Нормы правопорядка могут предусматривать обязанность судьи применить нормы иностранного права, что исключает действительность в смысле 2 (принадлежность) — ведь применяемая судьей норма не принадлежит к национальному правопорядку. Так, согласно правилам коллизионного права (определения подлежащих применению норм разных правопорядков), суд в одной стране может быть обязан применить к спору нормы права другого государства. Например, если договор не содержит указания на страну (судебный орган), в которой должны разрешаться споры, но предусматривает, что все споры разрешаются по праву Эстонии, и если ответчик постоянно проживает на территории России, то, согласно общему правилу подсудности, дело подлежит рассмотрению в российском суде по месту жительства ответчика согласно материальному праву Эстонии. Судья также может быть обязан воздержаться от применения принадлежащей к его правопорядку нормы, если так установлено в международных договорах его страны, или же в случае, когда действие этой нормы исключается для определенных ситуаций по причине того, что эти ситуации следует регулировать и рассматривать согласно утратившим силу законам, которые формально уже не принадлежат к числу действующих норм правопорядка. Так, Уголовный кодекс РФ предусматривает такое наказание, как смертная казнь, но в силу международных обязательств нашей страны российские суды не вправе выносить приговоры, где в качестве наказания назначается смертная казнь.

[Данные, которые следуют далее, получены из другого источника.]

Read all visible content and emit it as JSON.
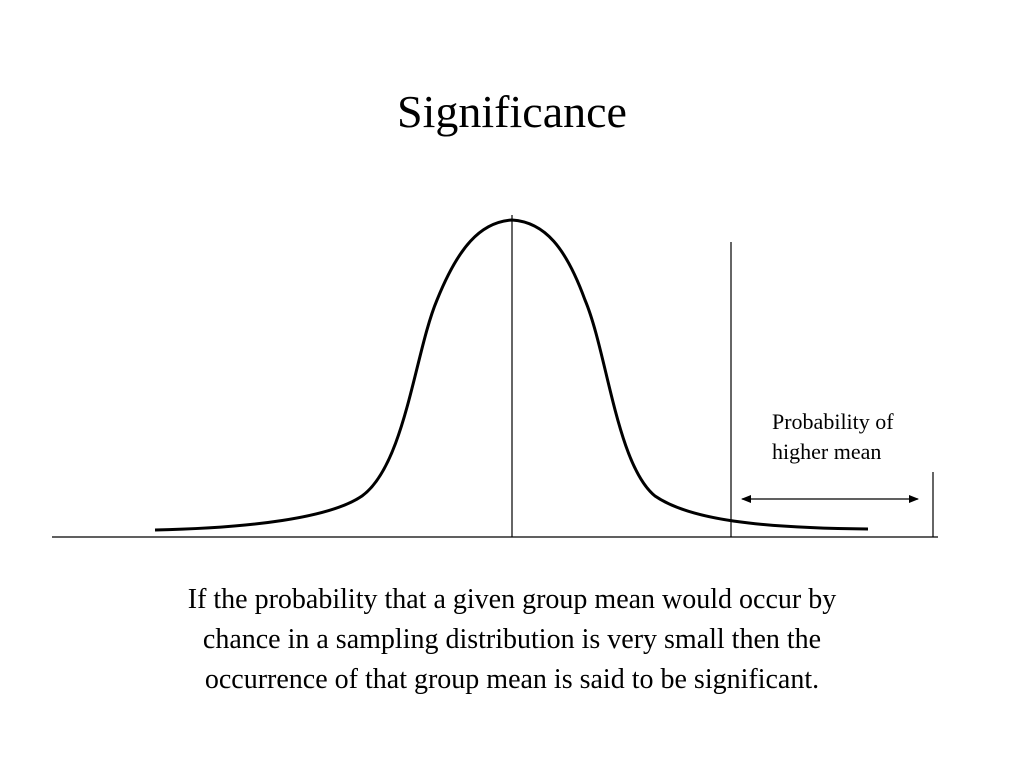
{
  "slide": {
    "title": "Significance"
  },
  "annotation": {
    "lines": [
      "Probability of",
      "higher mean"
    ]
  },
  "caption": {
    "lines": [
      "If the probability that a given group mean would occur by",
      "chance in a sampling distribution is very small then the",
      "occurrence of that group mean is said to be significant."
    ]
  },
  "colors": {
    "ink": "#000000",
    "background": "#ffffff"
  },
  "icons": {
    "arrow": "double-headed-arrow-icon"
  }
}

Если мы возьмем действительность в смысле 3 (выводимость), может оказаться, что некая норма создается лицом, изначально не наделенным правотворческой компетенцией, но тем не менее в правоприменительной практике эта норма рассматривается как общеобязательная и воспринимается как таковая также и населением. Такими примерами изобилует юридическая практика, особенно в странах с невысоким уровнем развития права. Например, пару лет назад администрация президента одной из центрально-азиатских республик разослала руководителям государственных и частных компаний письмо, в котором указала на необходимость жертвовать на милосердие по случаю праздника Навруз согласно предписаниям Корана, причем с конкретизацией размеров пожертвований для разных субъектов. Несмотря на отсутствие правомочия на создание такого рода норм — по своей конституции эта страна н является светским государством, а администрация президента не наделена компетенцией на создание норм — это предписание было воспринято всеми адресатами как руководство к действию и до настоящего времени составляет часть действующего права этой страны. С другой стороны, можно представить ситуацию, когда юристы формулирует некие комментарии по поводу того, как разрешать определенные социальные конфликты; эти правила некоторые лица начинают считать обязательными для себя (и тогда правила получают действительность во втором смысле), потом эти правила начинают применять суды (действительность в смысле 4), и впоследствии, в определенный момент времени в обществе складывается консенсус о том, что эти правила являются частью правопорядка. Именно так исторически возникло право глоссаторов в Средние века. И в современности так формируется правовая доктрина, которая в некоторых правопорядках является источником права.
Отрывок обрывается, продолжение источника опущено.